Cattle are entering U.S. packing plants slightly thinner than a year ago as feedlots rush the animals to market to cash in on record-high prices and are no longer feeding them the growth promotant Zilmax, analysts and economists said.
The lighter cattle produce less beef at a time when there are fewer cattle going to slaughter. The combination of less beef and fewer cattle should mean record cattle and beef prices at least through the coming year, analysts said.
Recent droughts in the U.S. Midwest and Southwest plus record high feed prices caused a reduction in the U.S. cattle herd, which is now the smallest in more than 60 years.
Year-to-date U.S. cattle slaughter, as of Oct. 26, was down 1.5 percent from the year earlier week, according to the U.S. Department of Agriculture. That decline helped drive prices for some slaughter-ready cattle last week to an all-time high of $132 per hundredweight (cwt).
Slaughter steer prices, on average, for 2013 are on pace to set a record for a fourth straight year at roughly $125.70 per cwt. Another record is expected in 2014, with prices averaging around $129.75, said Ron Plain, a University of Missouri economist.
During the week of Oct. 5, the latest weight data from USDA showed steer weights on a carcass basis at 875 lbs, down 5 pounds from the same period a year ago. During that same period, heifers shed 11 pounds to 796 lbs.
“Rising prices for slaughter cattle have resulted in a return to profitability at the feedlot level. This, then, is encouraging them to sell cattle more quickly, holding down weights,” said Elaine Johnson, analyst with CattleHedging.com in Denver, Colorado.
Other analysts and economists noted a marked decline in cattle weights after Merck & Co. decided in August to pull its feed additive Zilmax off the U.S. and Canadian markets.
Zilmax, the widely used and most potent among a host of muscle-building livestock additives known as beta-agonists, can add upwards of 30 pounds of beef on cattle during their last few weeks in feedlots.
Merck opted to suspended Zilmax for further testing after the country’s leading meat processors Tyson Foods Inc and Cargill Inc stopped buying cattle in September given the additive, citing animal welfare concerns.
Since early September, some feedlots switched to using a less-potent beta-agonist called ractopamine, made by Eli Lilly & Co’s Elanco Animal Health unit and sold under the brand name Optaflexx.
Additionally, some feedyards mitigated year-to-year weight declines by using more less costly feed – the result of this autumn’s bumper crop harvest.
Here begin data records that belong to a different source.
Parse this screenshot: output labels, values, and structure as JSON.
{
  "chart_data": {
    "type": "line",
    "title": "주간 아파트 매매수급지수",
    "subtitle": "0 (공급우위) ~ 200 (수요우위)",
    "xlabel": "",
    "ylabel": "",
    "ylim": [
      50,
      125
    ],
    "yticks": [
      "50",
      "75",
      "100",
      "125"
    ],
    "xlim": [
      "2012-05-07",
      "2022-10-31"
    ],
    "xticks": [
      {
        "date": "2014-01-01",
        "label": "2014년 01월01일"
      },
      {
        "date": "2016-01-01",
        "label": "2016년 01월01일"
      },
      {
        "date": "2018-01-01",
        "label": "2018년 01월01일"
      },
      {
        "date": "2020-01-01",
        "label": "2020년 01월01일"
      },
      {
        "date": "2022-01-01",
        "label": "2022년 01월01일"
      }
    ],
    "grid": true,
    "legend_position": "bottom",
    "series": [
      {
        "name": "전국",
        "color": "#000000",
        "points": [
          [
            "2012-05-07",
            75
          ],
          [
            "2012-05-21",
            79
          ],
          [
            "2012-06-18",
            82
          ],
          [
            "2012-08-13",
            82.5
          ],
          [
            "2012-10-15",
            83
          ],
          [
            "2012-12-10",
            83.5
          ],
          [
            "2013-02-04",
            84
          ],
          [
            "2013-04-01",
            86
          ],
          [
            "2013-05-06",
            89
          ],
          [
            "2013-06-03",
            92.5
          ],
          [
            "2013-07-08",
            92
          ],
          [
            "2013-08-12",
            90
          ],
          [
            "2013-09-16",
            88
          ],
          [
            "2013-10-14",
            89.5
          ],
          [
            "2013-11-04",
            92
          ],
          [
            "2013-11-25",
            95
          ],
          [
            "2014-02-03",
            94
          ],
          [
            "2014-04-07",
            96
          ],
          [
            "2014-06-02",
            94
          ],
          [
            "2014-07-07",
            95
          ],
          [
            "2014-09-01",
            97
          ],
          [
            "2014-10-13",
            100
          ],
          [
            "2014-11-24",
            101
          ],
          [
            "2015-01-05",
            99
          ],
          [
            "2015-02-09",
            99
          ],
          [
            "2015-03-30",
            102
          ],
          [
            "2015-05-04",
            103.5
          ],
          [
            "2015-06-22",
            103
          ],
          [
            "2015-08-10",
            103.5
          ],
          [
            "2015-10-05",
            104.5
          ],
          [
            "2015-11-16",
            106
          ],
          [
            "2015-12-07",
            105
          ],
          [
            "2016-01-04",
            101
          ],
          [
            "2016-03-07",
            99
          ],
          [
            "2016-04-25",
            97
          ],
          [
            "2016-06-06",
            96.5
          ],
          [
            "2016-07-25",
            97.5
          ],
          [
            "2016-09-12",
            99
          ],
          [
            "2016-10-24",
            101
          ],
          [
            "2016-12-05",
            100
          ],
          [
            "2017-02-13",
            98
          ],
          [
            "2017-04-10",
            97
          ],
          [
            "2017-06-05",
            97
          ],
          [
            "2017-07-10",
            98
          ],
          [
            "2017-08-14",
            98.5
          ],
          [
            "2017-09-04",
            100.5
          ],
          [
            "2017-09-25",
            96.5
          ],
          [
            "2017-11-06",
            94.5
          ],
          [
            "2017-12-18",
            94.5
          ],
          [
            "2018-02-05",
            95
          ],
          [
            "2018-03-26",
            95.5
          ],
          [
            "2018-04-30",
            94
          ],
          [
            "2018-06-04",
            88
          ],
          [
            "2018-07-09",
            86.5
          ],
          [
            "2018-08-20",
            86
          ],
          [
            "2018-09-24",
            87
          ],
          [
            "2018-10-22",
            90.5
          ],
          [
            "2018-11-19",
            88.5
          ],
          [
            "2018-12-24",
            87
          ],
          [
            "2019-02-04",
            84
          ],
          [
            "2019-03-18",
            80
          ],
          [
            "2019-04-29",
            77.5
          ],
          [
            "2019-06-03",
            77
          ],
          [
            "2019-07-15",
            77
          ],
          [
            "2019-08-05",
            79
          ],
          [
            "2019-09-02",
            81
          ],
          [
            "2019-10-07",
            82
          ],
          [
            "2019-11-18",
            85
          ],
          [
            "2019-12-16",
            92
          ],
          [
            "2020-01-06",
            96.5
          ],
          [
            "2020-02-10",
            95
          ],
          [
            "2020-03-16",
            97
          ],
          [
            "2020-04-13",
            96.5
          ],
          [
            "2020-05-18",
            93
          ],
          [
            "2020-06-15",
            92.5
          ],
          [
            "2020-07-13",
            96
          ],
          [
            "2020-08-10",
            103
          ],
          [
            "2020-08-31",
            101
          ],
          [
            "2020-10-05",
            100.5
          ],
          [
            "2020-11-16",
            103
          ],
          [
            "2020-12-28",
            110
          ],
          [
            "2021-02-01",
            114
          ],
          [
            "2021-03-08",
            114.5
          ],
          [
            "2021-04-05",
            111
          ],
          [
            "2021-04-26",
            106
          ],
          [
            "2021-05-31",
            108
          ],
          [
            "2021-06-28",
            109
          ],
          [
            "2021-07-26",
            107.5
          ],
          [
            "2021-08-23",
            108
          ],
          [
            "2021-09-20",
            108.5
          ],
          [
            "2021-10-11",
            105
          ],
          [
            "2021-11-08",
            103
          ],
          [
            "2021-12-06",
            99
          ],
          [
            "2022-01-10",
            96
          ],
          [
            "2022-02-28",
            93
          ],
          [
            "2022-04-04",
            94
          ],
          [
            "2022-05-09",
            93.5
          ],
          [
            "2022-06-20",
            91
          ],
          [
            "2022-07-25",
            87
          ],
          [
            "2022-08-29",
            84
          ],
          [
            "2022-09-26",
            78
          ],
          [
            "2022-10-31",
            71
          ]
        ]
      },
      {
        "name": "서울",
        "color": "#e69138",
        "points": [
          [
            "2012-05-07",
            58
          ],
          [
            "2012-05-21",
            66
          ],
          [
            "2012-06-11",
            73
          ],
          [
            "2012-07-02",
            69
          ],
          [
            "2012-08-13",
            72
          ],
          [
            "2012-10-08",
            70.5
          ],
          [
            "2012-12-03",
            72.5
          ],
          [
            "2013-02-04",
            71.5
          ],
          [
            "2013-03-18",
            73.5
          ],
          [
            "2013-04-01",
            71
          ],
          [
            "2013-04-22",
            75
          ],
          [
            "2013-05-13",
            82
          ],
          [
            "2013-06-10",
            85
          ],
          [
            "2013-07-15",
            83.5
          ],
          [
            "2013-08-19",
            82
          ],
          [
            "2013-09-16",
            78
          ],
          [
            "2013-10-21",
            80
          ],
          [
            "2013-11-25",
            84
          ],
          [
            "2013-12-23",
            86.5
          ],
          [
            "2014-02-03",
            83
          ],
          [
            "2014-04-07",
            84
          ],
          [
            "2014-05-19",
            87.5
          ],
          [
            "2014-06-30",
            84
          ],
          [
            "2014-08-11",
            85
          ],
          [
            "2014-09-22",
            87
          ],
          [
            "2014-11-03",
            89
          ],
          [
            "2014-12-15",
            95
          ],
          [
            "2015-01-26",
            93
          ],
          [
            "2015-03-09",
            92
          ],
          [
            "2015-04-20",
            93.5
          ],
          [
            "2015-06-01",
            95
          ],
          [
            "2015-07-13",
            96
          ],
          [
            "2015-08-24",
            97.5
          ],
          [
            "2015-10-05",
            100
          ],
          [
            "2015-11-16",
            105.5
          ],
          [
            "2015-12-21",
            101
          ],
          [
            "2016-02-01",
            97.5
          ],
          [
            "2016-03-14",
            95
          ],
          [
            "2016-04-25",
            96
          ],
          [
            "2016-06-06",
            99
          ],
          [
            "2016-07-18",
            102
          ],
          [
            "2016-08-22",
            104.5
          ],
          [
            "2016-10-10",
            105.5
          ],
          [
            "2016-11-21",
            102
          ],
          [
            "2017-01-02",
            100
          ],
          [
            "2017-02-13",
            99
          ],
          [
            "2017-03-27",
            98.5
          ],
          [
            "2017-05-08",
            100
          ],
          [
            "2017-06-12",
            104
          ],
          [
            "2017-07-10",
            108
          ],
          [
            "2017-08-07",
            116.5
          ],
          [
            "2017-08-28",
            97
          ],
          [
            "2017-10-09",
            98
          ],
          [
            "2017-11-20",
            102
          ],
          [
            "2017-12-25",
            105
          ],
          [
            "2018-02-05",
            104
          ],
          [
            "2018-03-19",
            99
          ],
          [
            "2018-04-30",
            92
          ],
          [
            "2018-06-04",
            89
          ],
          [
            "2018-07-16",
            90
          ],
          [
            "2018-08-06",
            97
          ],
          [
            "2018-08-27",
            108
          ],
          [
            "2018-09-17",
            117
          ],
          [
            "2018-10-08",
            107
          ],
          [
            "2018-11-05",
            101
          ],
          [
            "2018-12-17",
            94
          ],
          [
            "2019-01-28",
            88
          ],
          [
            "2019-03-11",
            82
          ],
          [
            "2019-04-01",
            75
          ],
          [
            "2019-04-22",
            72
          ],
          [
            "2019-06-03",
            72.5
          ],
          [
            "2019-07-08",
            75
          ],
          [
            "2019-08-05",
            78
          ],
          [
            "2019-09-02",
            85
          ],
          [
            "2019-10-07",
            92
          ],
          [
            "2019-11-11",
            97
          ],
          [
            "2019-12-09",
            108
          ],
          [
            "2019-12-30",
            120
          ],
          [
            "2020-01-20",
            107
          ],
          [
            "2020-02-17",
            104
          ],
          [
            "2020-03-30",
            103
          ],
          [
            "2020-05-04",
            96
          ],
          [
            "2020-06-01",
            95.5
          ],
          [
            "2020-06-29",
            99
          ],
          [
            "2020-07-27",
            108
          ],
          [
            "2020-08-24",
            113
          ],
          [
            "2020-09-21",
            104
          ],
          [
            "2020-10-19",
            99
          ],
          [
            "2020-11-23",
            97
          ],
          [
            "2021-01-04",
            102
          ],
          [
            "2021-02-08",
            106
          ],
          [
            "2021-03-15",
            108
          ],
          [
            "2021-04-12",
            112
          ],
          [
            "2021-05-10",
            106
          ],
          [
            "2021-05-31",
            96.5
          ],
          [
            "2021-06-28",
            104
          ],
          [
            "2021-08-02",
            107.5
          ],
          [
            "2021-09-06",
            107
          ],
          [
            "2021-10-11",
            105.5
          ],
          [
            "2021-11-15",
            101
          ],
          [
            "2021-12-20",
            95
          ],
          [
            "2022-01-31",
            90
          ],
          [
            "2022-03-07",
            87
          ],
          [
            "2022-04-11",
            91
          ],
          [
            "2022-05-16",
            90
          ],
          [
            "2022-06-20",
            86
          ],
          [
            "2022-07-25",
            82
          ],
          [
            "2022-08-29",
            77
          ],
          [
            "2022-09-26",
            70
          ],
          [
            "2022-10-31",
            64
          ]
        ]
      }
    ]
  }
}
Both options require more time to grow cattle to heavier weight than Zilmax, said economists.
“The driving force of the current year-to-year decline in dressed steer and heifer weights is the removal of Zilmax, and largely the switching over to Optaflexx,” said Denver-based Livestock Marketing Information Center director Jim Robb.
He said the use of other beta agonists mitigated the decline in carcass weight that would have possibly fallen as much as 25 lbs had the industry removed both Zilmax and Optaflexx.
David Hales, president of Texas-based Hales Cattle Letter, said in a recent newsletter to his clients that cattle feeders seem be relearning how to effectively market their cattle with Zilmax no longer a part of the feeding equation.
Supplies of slaughter cattle in early October were much tighter than anticipated and are expected to remain scarce into December, said Hales.
“We suspect carcass weights peaked during the week of Oct. 5 and will gradually work lower though the balance of this year,” said Hales, citing forecasts for a wetter, colder second half of the fourth quarter than a year ago, which should affect the performance of cattle in feeding pens.